This summer, two presidential candidates announced college affordability proposals in order to reign in college costs and reduce student loan debt. Bernie Sanders’ plan would essentially tax the rich to subsidize tuition at public colleges. Sanders’ plan would cost an estimated $70 billion and would eliminate tuition at all public 2- and 4-year colleges and universities. Hillary Clinton recently proposed a plan that would incentivize states to invest in higher education and implement low and no tuition policies at public institutions.
As a student myself, I am navigating my second round of loan debt. I paid off my undergraduate loans just a couple years ago. Now as a doctoral student I’ve managed to amass more debt in one year than I accumulated through my Bachelor’s and Master’s degrees combined. The times, they are a’ changin’.

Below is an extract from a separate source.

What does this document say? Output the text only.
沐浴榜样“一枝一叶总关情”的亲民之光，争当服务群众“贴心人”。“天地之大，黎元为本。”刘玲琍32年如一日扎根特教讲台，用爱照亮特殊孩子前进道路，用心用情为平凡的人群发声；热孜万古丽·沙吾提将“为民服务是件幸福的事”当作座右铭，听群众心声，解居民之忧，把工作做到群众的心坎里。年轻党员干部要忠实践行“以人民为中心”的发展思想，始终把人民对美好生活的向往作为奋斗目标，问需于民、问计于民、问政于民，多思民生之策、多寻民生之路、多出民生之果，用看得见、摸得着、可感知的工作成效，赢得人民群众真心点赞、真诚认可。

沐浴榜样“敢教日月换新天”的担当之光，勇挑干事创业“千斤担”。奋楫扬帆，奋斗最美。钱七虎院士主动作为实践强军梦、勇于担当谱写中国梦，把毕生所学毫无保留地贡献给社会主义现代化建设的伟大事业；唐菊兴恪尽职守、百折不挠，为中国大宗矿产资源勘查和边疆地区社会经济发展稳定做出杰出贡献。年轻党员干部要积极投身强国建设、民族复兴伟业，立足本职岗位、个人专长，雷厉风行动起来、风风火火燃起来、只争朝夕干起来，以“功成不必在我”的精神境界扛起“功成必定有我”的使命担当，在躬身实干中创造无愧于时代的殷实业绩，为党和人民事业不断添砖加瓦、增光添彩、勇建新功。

But I propose that our student loan debt issues as a nation are not as bad as we like to make them sound, and to the degree that loan debt is a real problem, it disproportionately affects those already least able to pay their loans back.
The average student loan debt among 2015 college graduates who took loans was just north of $35,000, an amount that has nearly doubled since 2000. That is a lot of money, no matter how you slice it. But context is critical. Nearly half of all American households carry a monthly credit card balance, and they have nearly $16,000 in credit card debt each, on average. A new car, on average, costs over $33,500. It was recently estimated that it costs nearly $250,000 to raise a child to age 18.
Average student loan debt is not too dissimilar from the indebtedness of buying a new car. College will cost you about twice what the average family carries in credit card debt, but the returns on a college education are much better than on your credit card bill. And getting through college, it turns out, is a relative bargain compared to the nearly $55,000 it costs to raise a student for any other four years of their life. All that, and student loans offer much more flexible repayment options.
But I can’t be totally starry-eyed. There is a problem with student debt. A greater percentage of students are taking loans every year. In the class of 2015, over 70% of students took loans, up about 7% in the last decade. As student loan debt increases, so too does diversity on America’s college campuses. In 1976, 84% of all American college students were white. In 2014, white students accounted for under 60% of college students. Increasing numbers of women and returning or non-traditional students also are attending college today.
Taken together, it appears that it’s not college students in general who are suffering through this debt crisis, but historically underrepresented students, and economically disadvantaged students in particular. Federal Reserve Bank data show that the students most likely to default on their loans are not those with the most debt, but those with the least. Students with under $5,000 in loan debt were the most likely to default, even compared to those with $100,000+ in debt (who were the least likely to default!)
Debt is part of the American way of life. It should not be a surprise that we would expect students to invest in their education. But the growth in both percentage of students taking loans and the average amount of accumulated debt should be understood as more than a coincidence as our campuses diversify. Straddling these students with increasing levels of debt basically amounts to building our campuses on the backs of those least able to pay. It may not be criminal, but if nothing else motivates us to make college more affordable, perhaps our consciences will.